Author
Listed:
- Anna R Davies
(Department of Geography, Trinity College, University of Dublin, Dublin 2, Ireland)
Abstract
The governance of waste in Ireland is highly contentious, with conflicts over many issues ranging from landfill expansion to charges for municipal waste collection. One of the most intense conflicts surrounds plans to introduce, over the forthcoming decade, incineration for municipal solid waste for the first time in the Republic. Such conflicts over waste incineration, and particularly over the siting of waste-incineration facilities, are not new phenomena and they have been examined empirically and theoretically through a range of disciplinary lenses and in different geographical contexts. These studies, although useful and interesting, rarely give close attention to the geographical strategies involved in such conflicts.

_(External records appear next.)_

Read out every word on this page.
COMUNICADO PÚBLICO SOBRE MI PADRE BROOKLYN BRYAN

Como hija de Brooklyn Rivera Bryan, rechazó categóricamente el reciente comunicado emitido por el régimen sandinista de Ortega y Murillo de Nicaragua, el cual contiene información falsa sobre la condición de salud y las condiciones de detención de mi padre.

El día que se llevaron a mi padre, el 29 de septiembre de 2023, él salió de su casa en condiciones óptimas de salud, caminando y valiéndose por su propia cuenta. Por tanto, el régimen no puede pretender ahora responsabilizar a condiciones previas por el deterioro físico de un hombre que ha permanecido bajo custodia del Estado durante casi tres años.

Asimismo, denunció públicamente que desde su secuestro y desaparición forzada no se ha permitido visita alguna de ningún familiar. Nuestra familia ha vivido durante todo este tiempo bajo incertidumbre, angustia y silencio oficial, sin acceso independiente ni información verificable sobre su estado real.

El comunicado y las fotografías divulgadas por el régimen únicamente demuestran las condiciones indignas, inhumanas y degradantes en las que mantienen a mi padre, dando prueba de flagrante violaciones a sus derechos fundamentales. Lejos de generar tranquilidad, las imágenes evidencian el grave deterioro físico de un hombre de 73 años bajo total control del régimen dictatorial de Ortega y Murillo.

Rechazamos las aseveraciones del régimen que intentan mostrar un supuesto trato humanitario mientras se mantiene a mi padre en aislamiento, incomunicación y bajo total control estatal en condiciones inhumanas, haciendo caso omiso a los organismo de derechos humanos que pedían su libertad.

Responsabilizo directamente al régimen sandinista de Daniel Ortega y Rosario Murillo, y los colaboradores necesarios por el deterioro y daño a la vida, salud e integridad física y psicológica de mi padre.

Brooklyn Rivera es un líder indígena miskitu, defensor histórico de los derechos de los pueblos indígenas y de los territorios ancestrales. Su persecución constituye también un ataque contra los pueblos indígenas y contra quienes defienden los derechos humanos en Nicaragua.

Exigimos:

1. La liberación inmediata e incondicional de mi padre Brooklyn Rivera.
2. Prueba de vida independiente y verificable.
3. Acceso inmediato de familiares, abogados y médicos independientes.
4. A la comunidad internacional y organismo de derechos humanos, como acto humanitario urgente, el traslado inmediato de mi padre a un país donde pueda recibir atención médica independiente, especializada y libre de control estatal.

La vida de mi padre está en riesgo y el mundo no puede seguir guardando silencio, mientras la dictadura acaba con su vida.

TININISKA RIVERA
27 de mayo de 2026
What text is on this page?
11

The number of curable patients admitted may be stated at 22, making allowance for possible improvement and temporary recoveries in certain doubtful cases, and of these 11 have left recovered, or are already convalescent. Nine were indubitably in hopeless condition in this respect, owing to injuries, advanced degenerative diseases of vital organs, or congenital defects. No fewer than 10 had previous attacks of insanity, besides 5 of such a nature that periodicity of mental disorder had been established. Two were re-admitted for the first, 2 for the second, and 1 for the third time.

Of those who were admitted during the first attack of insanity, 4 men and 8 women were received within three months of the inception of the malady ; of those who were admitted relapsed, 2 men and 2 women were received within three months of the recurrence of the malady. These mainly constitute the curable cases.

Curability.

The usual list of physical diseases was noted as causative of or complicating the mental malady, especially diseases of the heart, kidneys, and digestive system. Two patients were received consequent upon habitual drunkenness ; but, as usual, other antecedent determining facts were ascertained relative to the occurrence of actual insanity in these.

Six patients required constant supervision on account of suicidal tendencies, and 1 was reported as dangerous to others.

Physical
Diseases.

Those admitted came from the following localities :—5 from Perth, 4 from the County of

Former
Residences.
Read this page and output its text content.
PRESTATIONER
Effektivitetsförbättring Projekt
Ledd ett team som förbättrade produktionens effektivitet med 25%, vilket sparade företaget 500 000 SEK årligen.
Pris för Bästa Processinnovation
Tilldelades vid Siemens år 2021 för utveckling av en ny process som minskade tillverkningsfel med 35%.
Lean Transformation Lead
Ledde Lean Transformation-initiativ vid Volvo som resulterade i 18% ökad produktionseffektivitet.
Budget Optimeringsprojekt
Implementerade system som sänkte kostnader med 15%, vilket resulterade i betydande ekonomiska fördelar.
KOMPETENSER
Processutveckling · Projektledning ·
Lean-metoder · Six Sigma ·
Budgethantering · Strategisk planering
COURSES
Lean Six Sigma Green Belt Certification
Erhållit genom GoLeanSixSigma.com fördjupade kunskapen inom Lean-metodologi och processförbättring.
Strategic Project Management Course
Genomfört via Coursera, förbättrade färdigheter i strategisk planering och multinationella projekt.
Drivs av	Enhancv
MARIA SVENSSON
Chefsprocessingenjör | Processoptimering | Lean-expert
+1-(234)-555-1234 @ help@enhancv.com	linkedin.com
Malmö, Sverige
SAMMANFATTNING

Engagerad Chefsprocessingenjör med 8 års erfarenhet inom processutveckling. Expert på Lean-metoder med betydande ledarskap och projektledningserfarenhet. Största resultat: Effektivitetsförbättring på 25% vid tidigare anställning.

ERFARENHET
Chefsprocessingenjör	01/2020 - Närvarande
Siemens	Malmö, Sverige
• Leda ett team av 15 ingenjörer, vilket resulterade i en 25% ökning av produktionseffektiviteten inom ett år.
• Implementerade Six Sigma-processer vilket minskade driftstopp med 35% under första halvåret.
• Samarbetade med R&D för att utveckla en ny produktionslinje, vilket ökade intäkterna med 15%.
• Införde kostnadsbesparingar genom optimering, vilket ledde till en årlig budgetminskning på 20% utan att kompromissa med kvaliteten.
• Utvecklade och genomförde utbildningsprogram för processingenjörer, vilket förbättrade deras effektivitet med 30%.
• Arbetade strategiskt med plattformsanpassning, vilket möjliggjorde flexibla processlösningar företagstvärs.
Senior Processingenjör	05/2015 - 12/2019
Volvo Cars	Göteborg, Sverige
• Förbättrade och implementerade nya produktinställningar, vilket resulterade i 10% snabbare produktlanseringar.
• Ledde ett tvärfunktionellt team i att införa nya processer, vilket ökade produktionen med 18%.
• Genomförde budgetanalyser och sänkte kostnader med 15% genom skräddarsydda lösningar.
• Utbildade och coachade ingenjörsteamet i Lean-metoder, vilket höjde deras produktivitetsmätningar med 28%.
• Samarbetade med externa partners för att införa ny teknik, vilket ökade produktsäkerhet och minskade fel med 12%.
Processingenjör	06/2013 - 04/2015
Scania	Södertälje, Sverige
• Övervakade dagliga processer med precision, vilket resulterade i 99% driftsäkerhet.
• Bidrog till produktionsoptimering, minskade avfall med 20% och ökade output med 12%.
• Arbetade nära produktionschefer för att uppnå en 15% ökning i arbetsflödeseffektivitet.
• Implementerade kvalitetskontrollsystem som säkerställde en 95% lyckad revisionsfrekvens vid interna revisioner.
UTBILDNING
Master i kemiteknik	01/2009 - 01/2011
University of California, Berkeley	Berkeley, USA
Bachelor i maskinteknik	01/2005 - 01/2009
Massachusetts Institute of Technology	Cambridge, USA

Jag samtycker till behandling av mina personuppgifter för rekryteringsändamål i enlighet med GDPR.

The author's empirical investigation of incineration conflicts in Ireland reveals the centrality of a dynamic and evolving spatial dimension, both in the governing strategies adopted by the state in support of a system of waste management that involves a commitment to incineration, and in the transnational advocacy coalition approach adopted by antiincineration campaigners seeking alternatives to incineration. The author concludes that the scalar strategies surrounding incineration reveal the need for a more intricate analysis of power, politics, and place in the analysis of conflicts over waste governance, both in Ireland and beyond—an approach that may be more clearly articulated through a geographically informed understanding of governmentality.